Attacks that left American diplomats and Libyan security officers fatally wounded have now been identified by Libyan and US intelligence as a “coordinated assault.” The planned attacks were hidden behind the cover of an angry mob upset about an inflammatory film that insulted the Prophet Muhammad. Regardless of whether the attack was premeditated or not — and whether Libyan security officers really did point out the safe house where Americans were hiding — the whole world is left with a very familiar question: where do we draw the line between freedom of expression and inciting violence?
Back in 2004 and 2005, when a Dutch film maker was assassinated for questioning the treatment of Islamic women and over one hundred protesters were killed after satirical cartoons were published in a Danish newspaper, the United States’ position was very clear. Said the State Department, “We all fully recognize and respect freedom of the press and expression but it must be coupled with press responsibility. Inciting religious or ethnic hatreds in this manner is not acceptable.”
This September, Hillary Clinton reaffirmed the United States’s commitment to freedom of respectful expression, this time adding a very important caveat:
There are, of course, different views around the world about the outer limits of free speech and free expression, but there should be no debate about the simple proposition that violence in response to speech is not acceptable. We all – whether we are leaders in government, leaders in civil society or religious leaders – must draw the line at violence. And any responsible leader should be standing up now and drawing that line.
With warships steaming toward Libya and US Marines reinforcing the ground security at the embassies, those of us who sit back and watch all of these events unfold have the answer to that question from before. Just where do we draw the line between freedom of expression and insinuating violence?
Quite simply, we don’t.
We don’t draw that line because there shouldn’t be a line. Regardless of what someone says about you or your religion, peace requires us to all understand and accept that each of us are entitled to basic fundamental rights, including the freedom to respectfully express ourselves. In Clinton’s remarks, she added, “As long as there are those who are willing to shed blood and take innocent life in the name of religion, the name of God, the world will never know a true and lasting peace,” and no truer words were ever spoken. Until we can learn that the problem with the film having been made is not that it disrespects the Prophet Muhammad but that people’s reactions were violent, how can we ever relieve ourselves of this perpetual state of ideological conflict that forces our cultures apart? Who is in the wrong: the criticizer or the criticized? The answer is whoever resorts to violence.
Self-censorship is not the answer to ideological tolerance: education is. Freedom of expression and the right to free speech and press should be able to coexist with religion. After all, not only are these universal rights that no group – religious or not – should infringe upon, but the respect for human life and dignity is the hallmark of every single organized religion. So why are religious laws are cited as acceptable reasons for violent conflict? When satire and criticism are created, they should be used as ways to learn and grow instead of plugging our ears with our fingers until the dissension stops.

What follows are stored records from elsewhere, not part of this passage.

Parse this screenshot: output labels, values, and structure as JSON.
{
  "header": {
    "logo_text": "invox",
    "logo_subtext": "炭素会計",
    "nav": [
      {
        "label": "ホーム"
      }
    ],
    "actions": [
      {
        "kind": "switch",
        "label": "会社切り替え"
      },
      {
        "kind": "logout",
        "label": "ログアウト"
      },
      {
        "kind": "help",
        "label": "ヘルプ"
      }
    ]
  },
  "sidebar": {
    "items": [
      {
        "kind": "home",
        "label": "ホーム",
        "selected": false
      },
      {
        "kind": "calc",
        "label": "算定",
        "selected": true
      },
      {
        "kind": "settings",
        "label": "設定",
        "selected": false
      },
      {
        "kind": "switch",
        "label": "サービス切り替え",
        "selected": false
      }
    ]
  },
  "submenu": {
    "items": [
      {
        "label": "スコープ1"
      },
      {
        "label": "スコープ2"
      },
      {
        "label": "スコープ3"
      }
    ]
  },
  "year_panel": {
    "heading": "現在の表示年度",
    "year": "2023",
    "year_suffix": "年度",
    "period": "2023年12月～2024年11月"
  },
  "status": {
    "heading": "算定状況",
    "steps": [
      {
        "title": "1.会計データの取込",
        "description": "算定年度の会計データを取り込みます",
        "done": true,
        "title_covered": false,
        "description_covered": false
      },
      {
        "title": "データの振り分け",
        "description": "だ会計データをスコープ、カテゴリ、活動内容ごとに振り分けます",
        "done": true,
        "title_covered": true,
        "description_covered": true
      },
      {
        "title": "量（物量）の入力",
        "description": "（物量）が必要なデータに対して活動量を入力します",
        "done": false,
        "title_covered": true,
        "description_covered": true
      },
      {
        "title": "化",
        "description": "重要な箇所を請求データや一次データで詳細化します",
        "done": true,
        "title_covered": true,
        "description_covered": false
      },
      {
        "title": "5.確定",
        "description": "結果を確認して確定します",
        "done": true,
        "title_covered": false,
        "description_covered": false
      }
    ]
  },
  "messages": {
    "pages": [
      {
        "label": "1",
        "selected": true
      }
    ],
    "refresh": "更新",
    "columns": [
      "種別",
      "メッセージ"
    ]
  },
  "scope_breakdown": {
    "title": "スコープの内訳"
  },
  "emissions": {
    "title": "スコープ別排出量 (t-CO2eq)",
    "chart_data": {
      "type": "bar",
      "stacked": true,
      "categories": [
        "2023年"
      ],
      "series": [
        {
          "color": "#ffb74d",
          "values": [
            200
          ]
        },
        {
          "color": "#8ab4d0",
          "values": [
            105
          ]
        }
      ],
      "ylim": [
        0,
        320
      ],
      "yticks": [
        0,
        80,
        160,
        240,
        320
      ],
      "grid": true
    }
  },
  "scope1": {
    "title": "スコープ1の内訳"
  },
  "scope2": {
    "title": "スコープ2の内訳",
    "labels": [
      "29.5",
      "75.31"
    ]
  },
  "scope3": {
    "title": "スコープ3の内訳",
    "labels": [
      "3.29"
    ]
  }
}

American officials may be quick to denounce the video and its message, saying that it was a rogue group of extremists and in no way represents all of America, but the rest of the world — including Libya, Egypt, and Yemen — sits back and remembers what happened after 9/11 a little better than America does. The hypocrisy of the United States’s position on the video — that it was created by an extremist group and does not reflect the nation’s sentiment toward Islam and the Prophet Muhammad — is exponentiated by our recent historical treatment of dissenting opinion (especially in regards to Breanna Manning, the knee-jerk reaction to the attacks on 9/11, etc.) and is sure to feed the fires that are already burning American flags in northern Africa.